Turbulences à la CFDT chez Michelin et EDF

Politique sociale | ANALYSE | publié le : 01.02.2001 | Valérie Devillechabrolle

La jeune FCE-CFDT, née de la fusion des fédérations cédétistes Chimie et Énergie, vit des heures difficiles. Une partie de ses troupes d'EDF-GDF revendiquent la création d'une structure autonome, tandis que bon nombre de ses militants de Michelin contestent son souhait de signer sur les 35 heures.

Décidément, les fusions ne sont pas un long fleuve tranquille. Et pas seulement dans les entreprises. Près de quatre ans après avoir été porté sur les fonts baptismaux, le biréacteur FCE-CFDT, né du regroupement des fédérations cédétistes de la Chimie et de l'Énergie, traverse une zone de turbulences préoccupante. À EDF comme chez Michelin, une partie des troupes contestent ouvertement la ligne fédérale incarnée par le « chimiste » Jacques Kheliff. Il est vrai que le pari était osé. À Lyon, en mai 1997, l'« électricien » Bruno Léchevin et Jacques Kheliff célébraient les vertus de la plus grande fusion jamais réalisée au sein de la CFDT entre deux entités de cette importance (plus de 20 000 adhérents chacune). Une gageure, tant les mariés semblaient différents : alors que la Fédération de l'énergie fonctionnait comme un supersyndicat d'entreprise publique chez EDF et Gaz de France, la Fédération de la chimie était déjà organisée en sept branches, pour l'essentiel issues du privé. Qu'importe ! C'est justement « pour lutter contre le corporatisme et le repli sur soi » que ces deux adeptes du syndicalisme contractuel avaient placé d'emblée la barre très haut, en choisissant la mixité totale des équipes et des moyens.

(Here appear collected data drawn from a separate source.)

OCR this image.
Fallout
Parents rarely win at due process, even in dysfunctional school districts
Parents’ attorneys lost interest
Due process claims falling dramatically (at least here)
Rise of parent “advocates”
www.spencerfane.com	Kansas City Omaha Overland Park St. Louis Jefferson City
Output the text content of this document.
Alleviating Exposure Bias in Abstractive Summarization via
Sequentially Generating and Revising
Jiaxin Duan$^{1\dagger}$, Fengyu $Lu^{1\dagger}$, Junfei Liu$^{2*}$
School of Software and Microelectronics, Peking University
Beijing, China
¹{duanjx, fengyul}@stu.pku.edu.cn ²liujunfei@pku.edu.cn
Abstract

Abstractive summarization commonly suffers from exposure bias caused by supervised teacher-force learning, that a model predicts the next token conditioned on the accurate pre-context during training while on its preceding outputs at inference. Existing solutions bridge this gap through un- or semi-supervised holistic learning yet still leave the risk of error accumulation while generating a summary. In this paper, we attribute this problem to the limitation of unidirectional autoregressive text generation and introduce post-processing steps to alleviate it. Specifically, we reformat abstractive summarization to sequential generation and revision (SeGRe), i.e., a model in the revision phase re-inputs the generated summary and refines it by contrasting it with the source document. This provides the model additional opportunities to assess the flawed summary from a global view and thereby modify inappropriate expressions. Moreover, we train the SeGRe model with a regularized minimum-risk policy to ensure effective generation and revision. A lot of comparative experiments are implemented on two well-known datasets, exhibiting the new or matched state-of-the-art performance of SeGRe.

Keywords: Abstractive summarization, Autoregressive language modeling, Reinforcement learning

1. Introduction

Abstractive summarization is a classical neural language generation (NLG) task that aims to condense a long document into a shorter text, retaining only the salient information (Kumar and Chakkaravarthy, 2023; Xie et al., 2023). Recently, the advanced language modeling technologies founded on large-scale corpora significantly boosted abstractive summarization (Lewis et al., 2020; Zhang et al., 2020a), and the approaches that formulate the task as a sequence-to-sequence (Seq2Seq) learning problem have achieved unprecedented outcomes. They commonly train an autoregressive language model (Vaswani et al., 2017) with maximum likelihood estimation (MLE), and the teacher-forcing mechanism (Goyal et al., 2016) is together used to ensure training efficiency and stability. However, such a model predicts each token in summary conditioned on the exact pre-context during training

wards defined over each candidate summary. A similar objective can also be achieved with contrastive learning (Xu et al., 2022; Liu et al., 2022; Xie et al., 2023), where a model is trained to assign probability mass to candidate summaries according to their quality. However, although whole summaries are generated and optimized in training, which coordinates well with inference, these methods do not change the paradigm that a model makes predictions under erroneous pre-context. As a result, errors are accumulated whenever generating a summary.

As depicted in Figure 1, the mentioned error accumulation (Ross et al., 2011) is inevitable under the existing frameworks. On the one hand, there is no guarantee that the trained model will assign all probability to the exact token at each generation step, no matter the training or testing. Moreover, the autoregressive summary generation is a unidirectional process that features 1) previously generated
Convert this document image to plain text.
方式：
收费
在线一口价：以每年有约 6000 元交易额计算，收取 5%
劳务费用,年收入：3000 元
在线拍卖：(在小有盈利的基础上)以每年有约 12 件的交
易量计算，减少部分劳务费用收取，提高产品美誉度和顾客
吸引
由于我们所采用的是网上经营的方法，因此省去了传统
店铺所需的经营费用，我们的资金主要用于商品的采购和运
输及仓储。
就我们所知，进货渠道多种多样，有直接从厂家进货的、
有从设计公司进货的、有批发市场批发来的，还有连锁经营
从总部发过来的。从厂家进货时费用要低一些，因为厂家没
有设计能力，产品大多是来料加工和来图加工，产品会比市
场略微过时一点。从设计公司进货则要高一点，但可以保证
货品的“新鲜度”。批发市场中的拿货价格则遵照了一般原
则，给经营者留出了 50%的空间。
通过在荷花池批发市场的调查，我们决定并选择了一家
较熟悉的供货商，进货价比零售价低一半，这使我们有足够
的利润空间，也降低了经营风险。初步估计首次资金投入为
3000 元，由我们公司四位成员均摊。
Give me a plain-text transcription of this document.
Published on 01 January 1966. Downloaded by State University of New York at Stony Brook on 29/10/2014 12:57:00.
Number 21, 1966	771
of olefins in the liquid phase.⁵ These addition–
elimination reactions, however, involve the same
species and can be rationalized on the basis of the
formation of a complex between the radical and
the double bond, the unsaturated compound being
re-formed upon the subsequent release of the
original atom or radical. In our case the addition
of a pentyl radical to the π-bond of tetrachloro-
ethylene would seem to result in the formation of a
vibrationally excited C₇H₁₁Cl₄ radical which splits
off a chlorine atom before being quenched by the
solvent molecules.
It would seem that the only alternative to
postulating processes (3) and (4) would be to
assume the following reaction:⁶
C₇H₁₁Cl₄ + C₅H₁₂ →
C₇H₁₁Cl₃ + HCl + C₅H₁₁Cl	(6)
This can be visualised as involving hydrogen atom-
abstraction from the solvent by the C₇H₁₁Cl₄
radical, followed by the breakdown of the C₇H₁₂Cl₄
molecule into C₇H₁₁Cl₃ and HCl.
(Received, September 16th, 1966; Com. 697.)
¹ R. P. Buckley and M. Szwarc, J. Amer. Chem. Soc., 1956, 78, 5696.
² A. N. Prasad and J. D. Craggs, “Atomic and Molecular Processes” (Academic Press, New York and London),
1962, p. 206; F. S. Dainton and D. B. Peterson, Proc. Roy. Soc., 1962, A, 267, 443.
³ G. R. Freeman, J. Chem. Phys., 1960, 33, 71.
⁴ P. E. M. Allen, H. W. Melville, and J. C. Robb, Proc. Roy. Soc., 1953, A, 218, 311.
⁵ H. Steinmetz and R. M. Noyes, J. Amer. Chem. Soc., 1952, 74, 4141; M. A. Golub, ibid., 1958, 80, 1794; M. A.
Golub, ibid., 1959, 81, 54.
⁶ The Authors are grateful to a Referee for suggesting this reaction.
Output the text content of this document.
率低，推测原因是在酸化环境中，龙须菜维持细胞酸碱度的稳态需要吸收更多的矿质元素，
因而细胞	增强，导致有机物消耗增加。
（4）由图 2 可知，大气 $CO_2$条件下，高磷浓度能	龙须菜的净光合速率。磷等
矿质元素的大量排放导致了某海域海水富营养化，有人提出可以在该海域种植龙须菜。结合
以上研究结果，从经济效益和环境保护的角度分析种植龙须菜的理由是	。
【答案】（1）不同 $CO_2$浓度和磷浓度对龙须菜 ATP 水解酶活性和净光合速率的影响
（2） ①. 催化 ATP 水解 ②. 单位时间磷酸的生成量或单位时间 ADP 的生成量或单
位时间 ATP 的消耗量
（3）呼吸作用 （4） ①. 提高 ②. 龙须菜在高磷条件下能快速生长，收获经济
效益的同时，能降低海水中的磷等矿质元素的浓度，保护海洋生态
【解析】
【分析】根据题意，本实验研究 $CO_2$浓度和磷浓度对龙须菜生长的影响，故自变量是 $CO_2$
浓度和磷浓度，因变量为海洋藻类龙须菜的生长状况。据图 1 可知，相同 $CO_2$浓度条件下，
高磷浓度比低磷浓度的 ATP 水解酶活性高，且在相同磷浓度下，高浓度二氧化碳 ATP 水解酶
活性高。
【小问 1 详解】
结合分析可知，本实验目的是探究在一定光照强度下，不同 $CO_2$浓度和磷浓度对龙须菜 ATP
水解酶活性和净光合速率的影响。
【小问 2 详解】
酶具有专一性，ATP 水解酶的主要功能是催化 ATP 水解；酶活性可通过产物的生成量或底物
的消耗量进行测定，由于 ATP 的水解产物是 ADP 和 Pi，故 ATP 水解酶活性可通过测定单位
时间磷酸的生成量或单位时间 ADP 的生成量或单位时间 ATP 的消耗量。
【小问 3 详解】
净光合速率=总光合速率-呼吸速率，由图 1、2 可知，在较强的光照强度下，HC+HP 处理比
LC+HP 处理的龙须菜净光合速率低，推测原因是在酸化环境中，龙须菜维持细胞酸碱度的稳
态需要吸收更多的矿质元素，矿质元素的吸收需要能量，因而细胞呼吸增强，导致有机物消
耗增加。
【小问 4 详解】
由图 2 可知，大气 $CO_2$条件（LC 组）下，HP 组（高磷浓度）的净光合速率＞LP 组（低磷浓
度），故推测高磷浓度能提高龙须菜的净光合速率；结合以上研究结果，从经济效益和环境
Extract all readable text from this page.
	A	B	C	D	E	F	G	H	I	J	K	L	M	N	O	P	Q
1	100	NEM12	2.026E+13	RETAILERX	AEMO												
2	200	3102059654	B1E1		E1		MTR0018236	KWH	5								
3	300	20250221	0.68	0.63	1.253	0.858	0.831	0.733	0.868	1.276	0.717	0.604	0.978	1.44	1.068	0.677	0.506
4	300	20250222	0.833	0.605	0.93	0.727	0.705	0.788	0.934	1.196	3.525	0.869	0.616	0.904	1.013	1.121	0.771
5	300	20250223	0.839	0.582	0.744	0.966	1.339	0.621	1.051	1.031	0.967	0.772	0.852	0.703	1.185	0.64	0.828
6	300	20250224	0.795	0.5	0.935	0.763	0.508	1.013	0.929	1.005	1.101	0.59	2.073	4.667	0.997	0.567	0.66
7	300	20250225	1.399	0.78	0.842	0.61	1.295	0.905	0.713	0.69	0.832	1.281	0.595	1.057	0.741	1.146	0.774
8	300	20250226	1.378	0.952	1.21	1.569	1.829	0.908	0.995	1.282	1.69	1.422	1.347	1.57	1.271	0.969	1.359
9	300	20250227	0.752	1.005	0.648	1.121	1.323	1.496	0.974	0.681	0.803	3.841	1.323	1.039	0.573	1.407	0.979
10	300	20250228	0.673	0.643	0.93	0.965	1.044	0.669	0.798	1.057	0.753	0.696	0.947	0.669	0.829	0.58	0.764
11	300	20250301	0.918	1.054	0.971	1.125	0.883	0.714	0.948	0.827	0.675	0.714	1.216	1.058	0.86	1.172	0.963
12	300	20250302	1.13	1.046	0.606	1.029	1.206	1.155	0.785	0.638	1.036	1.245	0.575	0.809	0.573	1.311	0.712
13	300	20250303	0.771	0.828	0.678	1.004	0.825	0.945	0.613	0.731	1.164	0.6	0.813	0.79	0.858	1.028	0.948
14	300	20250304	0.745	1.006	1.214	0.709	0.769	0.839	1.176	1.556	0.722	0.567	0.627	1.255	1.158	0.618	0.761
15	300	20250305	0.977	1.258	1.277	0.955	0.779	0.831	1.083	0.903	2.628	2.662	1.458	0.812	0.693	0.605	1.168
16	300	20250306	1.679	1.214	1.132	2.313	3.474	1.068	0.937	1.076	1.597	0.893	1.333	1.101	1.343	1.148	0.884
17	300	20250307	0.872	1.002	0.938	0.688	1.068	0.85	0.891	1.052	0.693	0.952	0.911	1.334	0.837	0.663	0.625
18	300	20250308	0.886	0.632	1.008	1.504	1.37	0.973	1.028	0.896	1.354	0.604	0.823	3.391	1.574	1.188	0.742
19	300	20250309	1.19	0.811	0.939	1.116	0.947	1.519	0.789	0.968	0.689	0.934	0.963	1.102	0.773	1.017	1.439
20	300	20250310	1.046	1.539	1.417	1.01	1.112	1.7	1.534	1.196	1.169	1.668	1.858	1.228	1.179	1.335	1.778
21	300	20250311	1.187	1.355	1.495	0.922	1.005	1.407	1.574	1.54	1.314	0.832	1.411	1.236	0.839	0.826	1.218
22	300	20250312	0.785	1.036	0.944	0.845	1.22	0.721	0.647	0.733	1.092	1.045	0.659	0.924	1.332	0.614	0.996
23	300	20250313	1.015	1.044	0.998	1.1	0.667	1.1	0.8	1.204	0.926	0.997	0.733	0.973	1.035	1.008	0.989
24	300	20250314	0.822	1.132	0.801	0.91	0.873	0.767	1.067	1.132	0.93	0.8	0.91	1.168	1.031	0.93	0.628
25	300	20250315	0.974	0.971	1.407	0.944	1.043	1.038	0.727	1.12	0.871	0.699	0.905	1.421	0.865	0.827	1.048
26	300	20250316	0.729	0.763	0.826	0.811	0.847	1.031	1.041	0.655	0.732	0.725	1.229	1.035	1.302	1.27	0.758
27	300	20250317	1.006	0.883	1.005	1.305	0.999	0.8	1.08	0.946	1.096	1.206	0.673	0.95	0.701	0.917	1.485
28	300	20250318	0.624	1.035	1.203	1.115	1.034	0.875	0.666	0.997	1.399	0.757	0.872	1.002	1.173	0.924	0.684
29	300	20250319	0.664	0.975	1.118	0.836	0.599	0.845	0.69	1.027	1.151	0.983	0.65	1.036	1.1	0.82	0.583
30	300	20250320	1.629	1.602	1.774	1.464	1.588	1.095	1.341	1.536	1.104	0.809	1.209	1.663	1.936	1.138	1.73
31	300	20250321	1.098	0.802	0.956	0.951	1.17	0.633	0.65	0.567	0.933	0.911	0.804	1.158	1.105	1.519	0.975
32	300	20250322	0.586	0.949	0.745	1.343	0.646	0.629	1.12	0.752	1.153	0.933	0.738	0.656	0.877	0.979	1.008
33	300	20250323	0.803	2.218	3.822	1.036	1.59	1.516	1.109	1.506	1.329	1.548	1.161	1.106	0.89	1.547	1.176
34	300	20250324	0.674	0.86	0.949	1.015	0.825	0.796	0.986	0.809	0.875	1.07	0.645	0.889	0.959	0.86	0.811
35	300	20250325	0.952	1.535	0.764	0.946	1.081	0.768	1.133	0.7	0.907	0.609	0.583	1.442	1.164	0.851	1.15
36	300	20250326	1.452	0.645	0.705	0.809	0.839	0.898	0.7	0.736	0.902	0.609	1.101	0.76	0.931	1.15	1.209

Aujourd'hui, il ne reste plus grand monde de l'ancienne équipe dirigeante de l'énergie. Suite à leur désaveu par le dernier congrès de la FCE, ou par solidarité avec leur ancien leader, la quasi-totalité a imité Bruno Léchevin, parti en mai 1999, et quitté l'exécutif de la nouvelle fédération. Seuls rescapés, les deux administrateurs d'EDF et de GDF (qui ont, depuis, perdu leur label CFDT) ont tenté en décembre une ultime rébellion en annonçant la création de Synergie CFDT. « Cette nouvelle structure constitue la seule façon de porter une action revendicative à l'échelle des électriciens-gaziers », plaide Hervé Gouyet, l'un de ses porte-parole, en revendiquant une « plus grande autonomie politique et financière ». « Inacceptable », rétorque Jacques Kheliff, qui vient de recevoir le soutien du bureau national de la confédération. « Cela revient, souligne le patron de la FCE, à reconstituer un syndicat d'entreprise, à l'opposé du syndicalisme fédéré et confédéré défendu par la CFDT. »

Un mano a mano au sommet

Entre les dissidents et l'exécutif fédéral, le désaccord porte autant sur la forme que sur la stratégie syndicale. En intégrant la nouvelle fédération, les responsables de l'ancienne équipe de l'énergie entendaient négocier la mutation sociale d'EDF et GDF, appelés à perdre leur monopole, en profitant de l'expérience du privé de leurs nouveaux collègues. Sous la houlette de Bruno Léchevin, venu du secteur industriel d'EDF, ils ont profité de l'opposition systématique pratiquée par la CGT pour conclure une série d'accords, sur le temps de travail notamment, avec des directions d'entreprise à la recherche d'un partenaire syndical responsable. Pour Jacques Kheliff, cette stratégie syndicale ne présente pas que des avantages. D'un côté, elle n'offre pas toutes les garanties d'indépendance. Le responsable fédéral en veut pour preuve le fait que depuis que l'équipe, issue pour la plupart de la filière nucléaire, a pris les rênes, la CFDT ne joue plus son rôle de « vigie du nucléaire ». Il constate aussi que ce « mano a mano de sommet » était de toute façon compromis par la décision des deux P-DG de renouer le dialogue avec la CGT, le syndicat majoritaire, ce qui tend à « escamoter la légitimité contractuelle précédemment octroyée à la CFDT ».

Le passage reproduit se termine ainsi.